/ Technology, Travel & Leisure

Our survey says you want mobile coverage on the Tube

Woman on phone underground

Our research shows this idea is more popular than you might imagine, with six in ten saying they’d like a mobile network introduced underground. Do you agree, or is this just one more annoyance to ruin your journey?

What frustrates you most about travelling on London Underground? From packed carriages to pushing and shoving, there’s a lot to choose from, but soon there could be one more thing to add to the list – people chatting on their phones.

With Transport for London (TfL) expected to announce a deal to bring mobile reception to the tube network any day now, we decided to put this question to the test and ask commuters what they think of the plans.

Of the 914 people we questioned, six in ten were in favour, suggesting that mobiles aren’t as much as an annoyance as you might think.

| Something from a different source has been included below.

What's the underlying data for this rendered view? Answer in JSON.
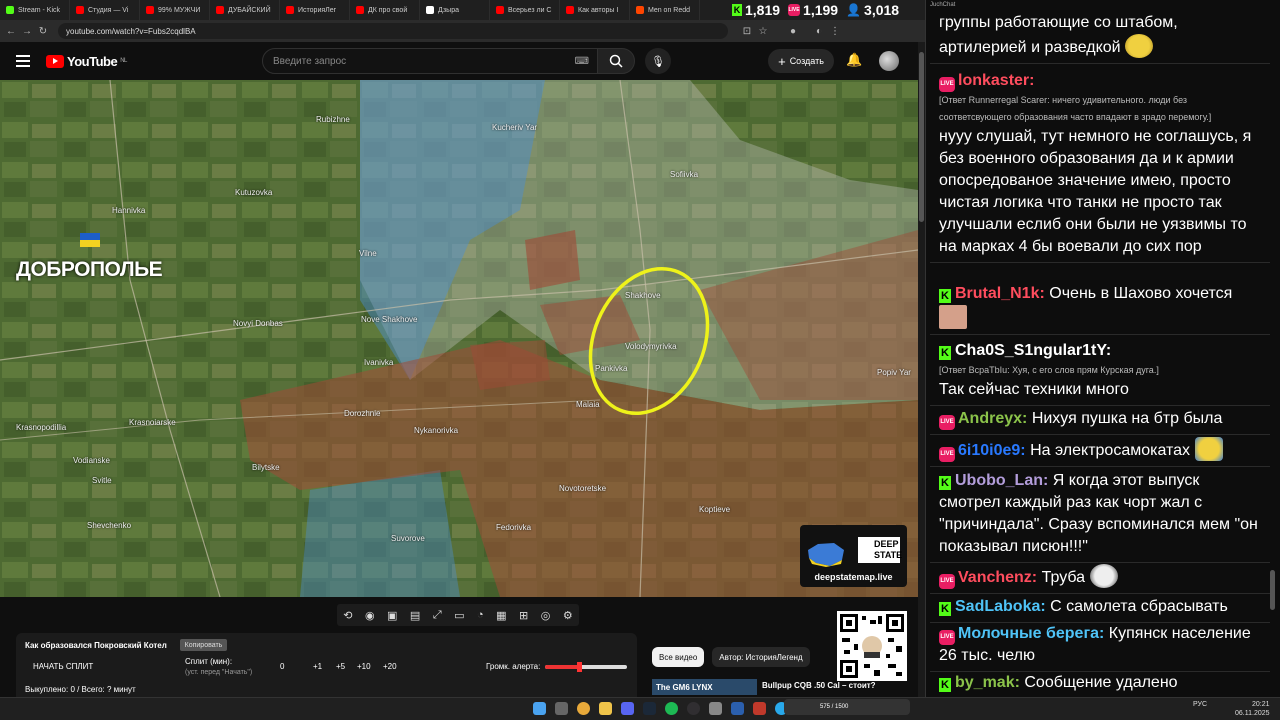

Still, nearly a third were firmly against the idea, proving that there’s a bit of a, ahem, mixed reception over the issue (sorry).

How would mobile coverage be used?

So, how would you use your mobile if this idea takes off? I feel too self-conscious to have long conversations on quiet trains, so I won’t be using it as opportunity to get gossiping with friends, but many disagree with me. Half our respondents said they’d use the time to catch up with family and friends.

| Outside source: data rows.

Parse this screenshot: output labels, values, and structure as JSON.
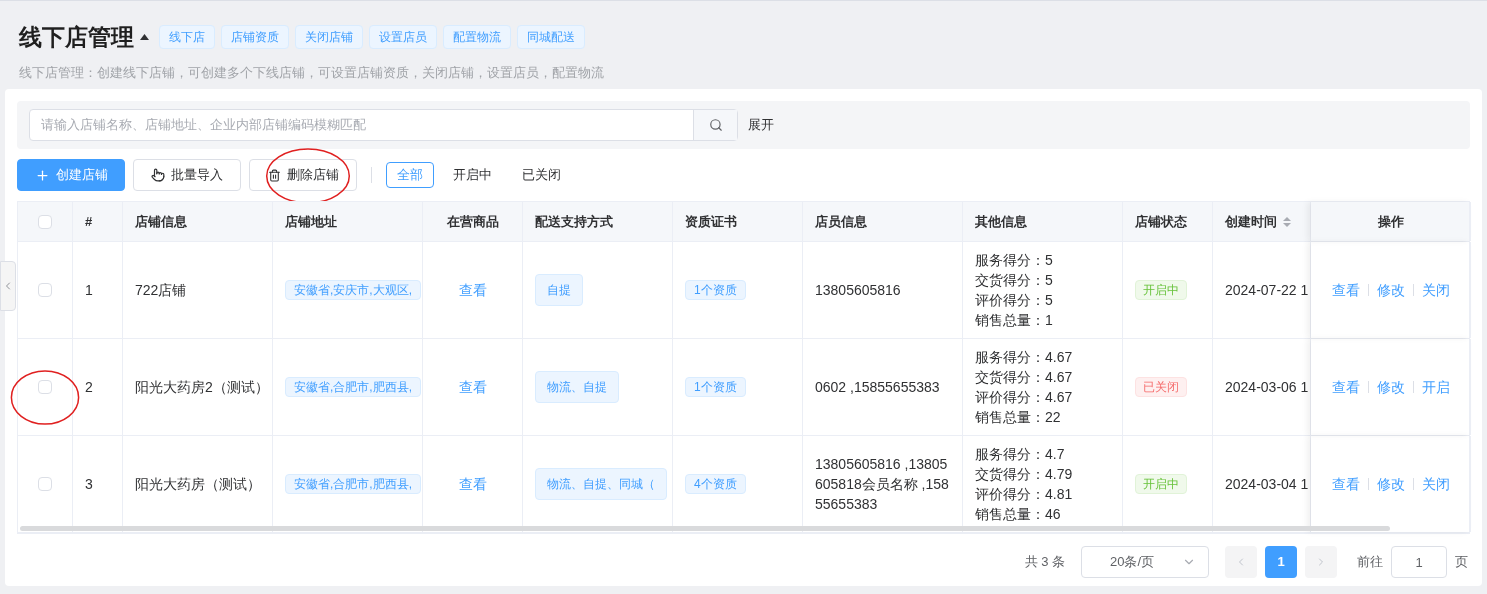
{
  "header": {
    "title": "线下店管理",
    "tags": [
      "线下店",
      "店铺资质",
      "关闭店铺",
      "设置店员",
      "配置物流",
      "同城配送"
    ],
    "description": "线下店管理：创建线下店铺，可创建多个下线店铺，可设置店铺资质，关闭店铺，设置店员，配置物流"
  },
  "search": {
    "placeholder": "请输入店铺名称、店铺地址、企业内部店铺编码模糊匹配",
    "expand": "展开"
  },
  "toolbar": {
    "buttons": [
      {
        "label": "创建店铺",
        "kind": "primary",
        "circled": false
      },
      {
        "label": "批量导入",
        "kind": "import",
        "circled": false
      },
      {
        "label": "删除店铺",
        "kind": "delete",
        "circled": true
      }
    ],
    "filters": [
      {
        "label": "全部",
        "selected": true
      },
      {
        "label": "开启中",
        "selected": false
      },
      {
        "label": "已关闭",
        "selected": false
      }
    ]
  },
  "table": {
    "header_checked": false,
    "columns": [
      "#",
      "店铺信息",
      "店铺地址",
      "在营商品",
      "配送支持方式",
      "资质证书",
      "店员信息",
      "其他信息",
      "店铺状态",
      "创建时间",
      "操作"
    ],
    "rows": [
      {
        "checked": false,
        "circled": false,
        "index": "1",
        "name": "722店铺",
        "address": "安徽省,安庆市,大观区,",
        "goods": "查看",
        "delivery": "自提",
        "cert": "1个资质",
        "staff": "13805605816",
        "other": [
          "服务得分：5",
          "交货得分：5",
          "评价得分：5",
          "销售总量：1"
        ],
        "status": {
          "label": "开启中",
          "kind": "open"
        },
        "created": "2024-07-22 1",
        "actions": [
          "查看",
          "修改",
          "关闭"
        ]
      },
      {
        "checked": false,
        "circled": true,
        "index": "2",
        "name": "阳光大药房2（测试）",
        "address": "安徽省,合肥市,肥西县,",
        "goods": "查看",
        "delivery": "物流、自提",
        "cert": "1个资质",
        "staff": "0602 ,15855655383",
        "other": [
          "服务得分：4.67",
          "交货得分：4.67",
          "评价得分：4.67",
          "销售总量：22"
        ],
        "status": {
          "label": "已关闭",
          "kind": "closed"
        },
        "created": "2024-03-06 1",
        "actions": [
          "查看",
          "修改",
          "开启"
        ]
      },
      {
        "checked": false,
        "circled": false,
        "index": "3",
        "name": "阳光大药房（测试）",
        "address": "安徽省,合肥市,肥西县,",
        "goods": "查看",
        "delivery": "物流、自提、同城（",
        "cert": "4个资质",
        "staff": "13805605816 ,13805605818会员名称 ,15855655383",
        "other": [
          "服务得分：4.7",
          "交货得分：4.79",
          "评价得分：4.81",
          "销售总量：46"
        ],
        "status": {
          "label": "开启中",
          "kind": "open"
        },
        "created": "2024-03-04 1",
        "actions": [
          "查看",
          "修改",
          "关闭"
        ]
      }
    ]
  },
  "pagination": {
    "total": "共 3 条",
    "page_size": "20条/页",
    "pages": [
      {
        "label": "1",
        "selected": true
      }
    ],
    "goto_label": "前往",
    "goto_value": "1",
    "page_unit": "页"
  }
}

So could tube carriages become hot conversation beds? It may be an unwelcome thought, but at least it could bring some life into our notoriously unfriendly underground.

But despite my aversion to chatting for long underground, I’d still find coverage useful for quick calls, texting and catching up on emails, so I’d definitely vote ‘for’. These were popular options in our survey too, with 85% saying they would use it to let people know if they’re running late and around a third saying they’d use it to do work during their journey.

If the deal is signed, the Mayor apparently wants it implemented by the Olympics. Will this leave you sprinting for the quiet countryside or speed-dialling your friends to spread the word?

The research in full

Would you like to be able to use your mobile phone on the tube?

Yes: 59%
No: 32%

If you could use your mobile phone on the tube, what would you use it for?

Letting people know if I was running late to meet them: 85%
Catching up with friends and family: 48%
Planning out the rest of my journey/day: 42%
Catching up on work: 31%
Internet browsing/access/email: 4%
Emergencies: 3%
Texting: 2%
Letting people know how far along the journey I am: 1%
Receiving/making calls: 1%

warrior193 says:
17 December 2010

No,No,no,no,no,no,no,no,no – please No. It’s bad enough on the overground with interminable inane,banal conversations about who did what to whom and how totally bladdered Tracy and Ronald got last night/weekend/month. Please, please, please, please (I’m really begging now) TFL, don’t do it.

Congratulations warrior193! You’re now our Comment of the Week, week, week, week – and will be featured on our homepage for a full seven days! 😀

John Crystal says:
17 December 2010

People want to talk on their phones whilst on the tube, but they are not considering how much that can ruin other peoples’ journeys! Silent use is fine, but if someone is trying to read a book, that would be completely disrupted by someone catching up with family by chatting on their mobile!

Can’t voice calls be stopped somehow, just leaving texts and internet?

Also, I wish the number of audio announcements could be reduced on buses and tubes.

Blueturk says:
17 December 2010

No…but wi fi would be good!! People don’t talk to another enough anyway and it frther isolates the individual in the happy throng!!

Pete Foster says:
19 December 2010

I would want it – surely this will be everywhere in ever major global city and without it London loses out, and think of the benefits for safety and communications when there are problems – even London Underground could text us to tell us what is going on too.

I’m in favour… but banning talking on them I am also in favour of! So texts, internet and the occasional voice chat (limited to 45 seconds – that can be done.)

David Carter says:
19 December 2010

This debate seems similar to that on smoking in public places: it is very enjoyable for those who want it, but can be a nuisance for those who don’t.

If we’re protecting people from smokers, can’t we protect people from maddening mobile phone callers?

Peter Mason says:
19 December 2010

People speaking on mobile phones, and repeated audio announcements about stations and stops, ruin what could otherwise be a very pleasant part of a person’s day, on London Transport, or other services.

Noise pollution like this should be illegal!

Phil Hingley says:
20 January 2011

I’m against. My perception is that people in public places, walking in the street, do so more slowly and with less consideration for others when using their mobiles (especially texting!). If mobiles could be used in stations and passages and on stairs and escalators I would expect people to move more slowly so reducing the efficiency and possibly the safety of the system. My compromise would be for the trains themselves to support use of mobiles.

That’s an interesting point – I’ve never thought about it like that. They could certainly dawdle on their phones. Though I see that already with people playing games on their iPhones!

I’m one of the 87% of the population who don’t live in the capital, so i couldn’t care less.